Band leader Steve Austin and company stood before the audience as an introduction of evil-sounding classical music played over the pub's speakers. The contrast between classical music and the initial onslaught of metal was staggering. Then Today Is the Day blasted wave after wave of gnarly riffs and hits as the crowd pulsed in approval. Claws were held to the sky, necks were abused, and faces contorted as onlookers sang-along to Austin's ever-changing howls.

Today Is The Day's style is as dynamic as it is violent, and it was easy to see why Austin has been described as "misunderstood": his stage persona was intense, and the unbridled aggression he put into his singing and guitar playing was almost painful to watch. Drummer Curran Reynolds and bassist Ryan Jones followed suit, bolstering the manic frontman in his pursuit of sonic insanity.

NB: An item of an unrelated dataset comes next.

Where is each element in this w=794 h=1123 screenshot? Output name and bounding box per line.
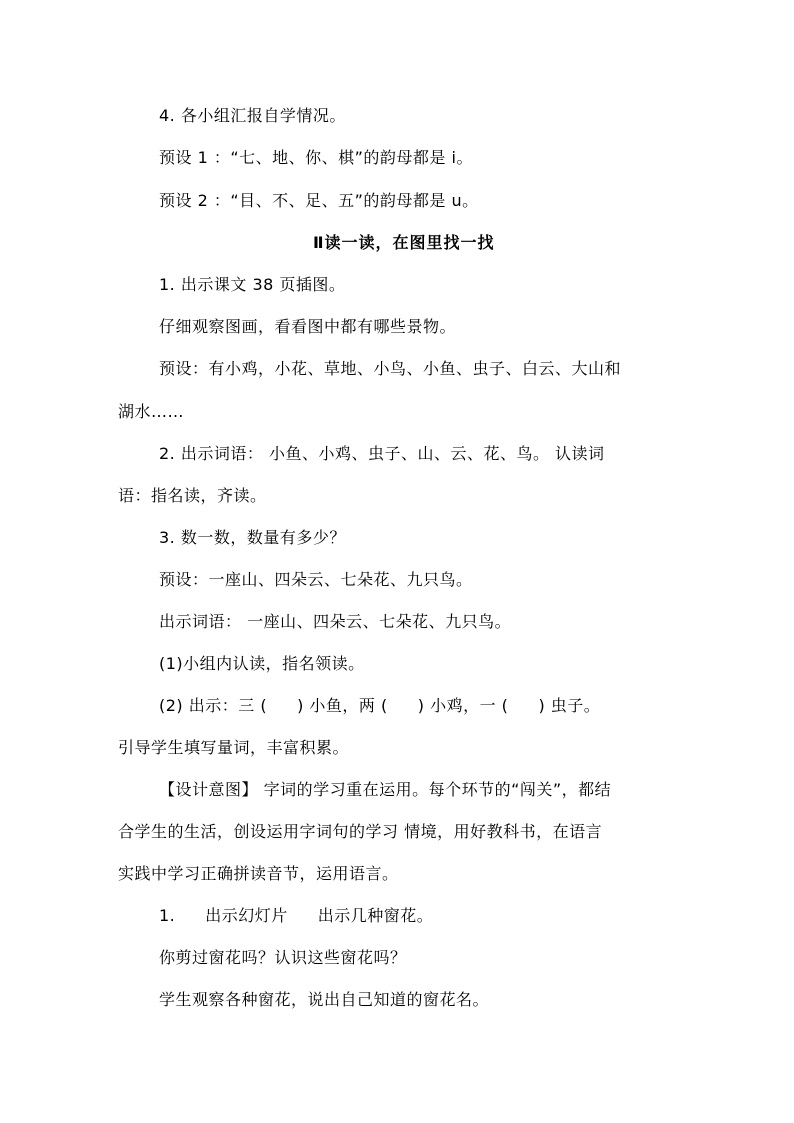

The highlight of the group's set came with a period: a fan called out for the song "Death Curse" twice, and was answered by Austin growling "Death Curse" back into the mic. The moment was one of those rare times when a shouted requested was met with acceptance and made for a fine end to the group's set.

Closing out the evening -- as Miami and Broward's favorite noise artists twisted knobs out on the patio -- was the rebooted (for one night only) Maruta. The grind band's set elicited the most movement from the crowd all night. Fans and friends of the mostly defunct local act started a circle pit and lost their shit as Maruta's destructive sounds swept over Churchill's in a crusty cloud of filth.

A triumphant way to end the night, indeed.

Critic's Notebook

Overheard: "Thanks for the Shitstorm" -- Cardiel before playing on the patio

Random Detail: The common ground between Miami's noise scene and grindcore scene is a fine little sonic isthmus leading to the patio.

Personal Bias: Casola's Pizza should open where that Walgreen's on NE Second Avenue is located.